A few days before New Years Eve, you will see lots and lots of side walk vendors selling different kinds of firecrackers. Because of a reported numerous accidents, loss of lives, limbs and properties caused by firecrackers and pyrotechnic devices, a yearly ban of this is being held. But is spite of this, still many Filipinos consider setting off of firecrackers as a traditional means to greet ad celebrate the New Years Eve.

There are a wide array of firecrackers available in the market and these are what Filipinos call “Paputok”.. just to name a few of them are such as Rebentador, Super Lolo, Super Pla Pla, Triangulo( triangularly shaped firecrackers), Bawang, Sinturon ni Judas (Judas Belt), Jumbo Fountain, Whiste Bomb, best selling firecrackers like Baby Rockets (Kuwitis), Luisis ,Watusi, Bulalakaw (Comets).

The biggest firecracker industry in the Philippines can be found in Bocaue and Santa Maria Bulacan, they supply most of the country’s demand for firecrackers. Recent years before, local manufacturers have been producing exciting aerial fireworks displays. In the Philippines, fireworks are a newcomer in aerial displays, despite that Filipino fireworks industry is about a century old.

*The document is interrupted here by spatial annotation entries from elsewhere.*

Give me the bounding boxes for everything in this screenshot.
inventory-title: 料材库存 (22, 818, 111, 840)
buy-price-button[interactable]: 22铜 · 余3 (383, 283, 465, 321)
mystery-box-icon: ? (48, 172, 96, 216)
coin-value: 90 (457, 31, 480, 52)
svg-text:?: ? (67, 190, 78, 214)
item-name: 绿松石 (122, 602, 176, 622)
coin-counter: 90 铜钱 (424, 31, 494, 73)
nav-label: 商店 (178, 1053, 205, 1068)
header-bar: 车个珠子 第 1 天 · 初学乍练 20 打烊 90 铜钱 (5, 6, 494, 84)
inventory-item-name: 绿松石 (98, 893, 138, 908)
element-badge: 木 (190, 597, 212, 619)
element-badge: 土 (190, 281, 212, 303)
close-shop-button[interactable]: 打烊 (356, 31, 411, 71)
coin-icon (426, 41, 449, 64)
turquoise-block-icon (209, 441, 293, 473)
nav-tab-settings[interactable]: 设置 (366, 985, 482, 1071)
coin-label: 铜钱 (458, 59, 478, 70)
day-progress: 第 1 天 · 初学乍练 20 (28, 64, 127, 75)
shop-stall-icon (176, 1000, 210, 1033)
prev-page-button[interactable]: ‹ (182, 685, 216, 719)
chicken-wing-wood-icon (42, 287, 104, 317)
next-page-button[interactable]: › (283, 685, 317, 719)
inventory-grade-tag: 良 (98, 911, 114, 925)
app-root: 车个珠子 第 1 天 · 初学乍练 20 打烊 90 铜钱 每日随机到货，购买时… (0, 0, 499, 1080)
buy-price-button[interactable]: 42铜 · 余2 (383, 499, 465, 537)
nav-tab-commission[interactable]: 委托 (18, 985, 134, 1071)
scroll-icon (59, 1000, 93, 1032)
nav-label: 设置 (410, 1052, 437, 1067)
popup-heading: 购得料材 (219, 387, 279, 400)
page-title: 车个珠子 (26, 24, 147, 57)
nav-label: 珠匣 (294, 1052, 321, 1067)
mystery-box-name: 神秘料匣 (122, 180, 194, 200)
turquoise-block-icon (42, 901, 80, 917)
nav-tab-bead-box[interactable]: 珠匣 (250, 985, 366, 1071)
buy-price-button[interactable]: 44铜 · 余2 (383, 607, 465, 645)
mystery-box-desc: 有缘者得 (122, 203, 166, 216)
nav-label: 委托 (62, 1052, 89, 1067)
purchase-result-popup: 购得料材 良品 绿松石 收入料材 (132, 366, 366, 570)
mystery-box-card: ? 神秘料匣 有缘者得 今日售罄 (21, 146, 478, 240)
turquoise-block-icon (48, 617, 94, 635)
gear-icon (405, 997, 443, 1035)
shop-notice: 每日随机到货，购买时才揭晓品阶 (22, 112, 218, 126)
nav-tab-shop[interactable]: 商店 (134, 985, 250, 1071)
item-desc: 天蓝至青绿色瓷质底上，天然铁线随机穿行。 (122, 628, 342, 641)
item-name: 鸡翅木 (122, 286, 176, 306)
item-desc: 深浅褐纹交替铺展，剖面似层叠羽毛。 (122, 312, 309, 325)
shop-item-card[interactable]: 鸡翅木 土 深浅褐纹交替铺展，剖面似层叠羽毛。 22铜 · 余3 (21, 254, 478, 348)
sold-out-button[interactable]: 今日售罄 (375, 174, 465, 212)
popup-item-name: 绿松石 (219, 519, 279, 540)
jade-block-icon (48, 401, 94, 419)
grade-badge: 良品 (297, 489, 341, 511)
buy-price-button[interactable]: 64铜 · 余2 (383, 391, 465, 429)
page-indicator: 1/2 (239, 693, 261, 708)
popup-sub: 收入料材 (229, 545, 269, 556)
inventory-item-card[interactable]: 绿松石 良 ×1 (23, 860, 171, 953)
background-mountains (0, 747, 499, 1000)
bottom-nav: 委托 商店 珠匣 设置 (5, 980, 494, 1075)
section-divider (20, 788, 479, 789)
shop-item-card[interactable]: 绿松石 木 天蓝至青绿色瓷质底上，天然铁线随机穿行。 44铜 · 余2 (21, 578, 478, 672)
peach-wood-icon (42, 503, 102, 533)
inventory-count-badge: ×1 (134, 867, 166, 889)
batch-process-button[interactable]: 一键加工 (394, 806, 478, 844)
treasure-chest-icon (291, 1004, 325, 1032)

It is a very busy day for all Filipino families on December 31, since it is usually a unofficial public holiday in the Philippines. People are busy preparing food for the media noche, rushing in to buy firecrackers in preparation for the New Year night holiday celebration. This is the best time of the year where children could enjoy blowing their plastic toy trumpets called “Torotot”. Torotot comes in different sizes, shapes and colors, a replica of a trumpet, Filipino style.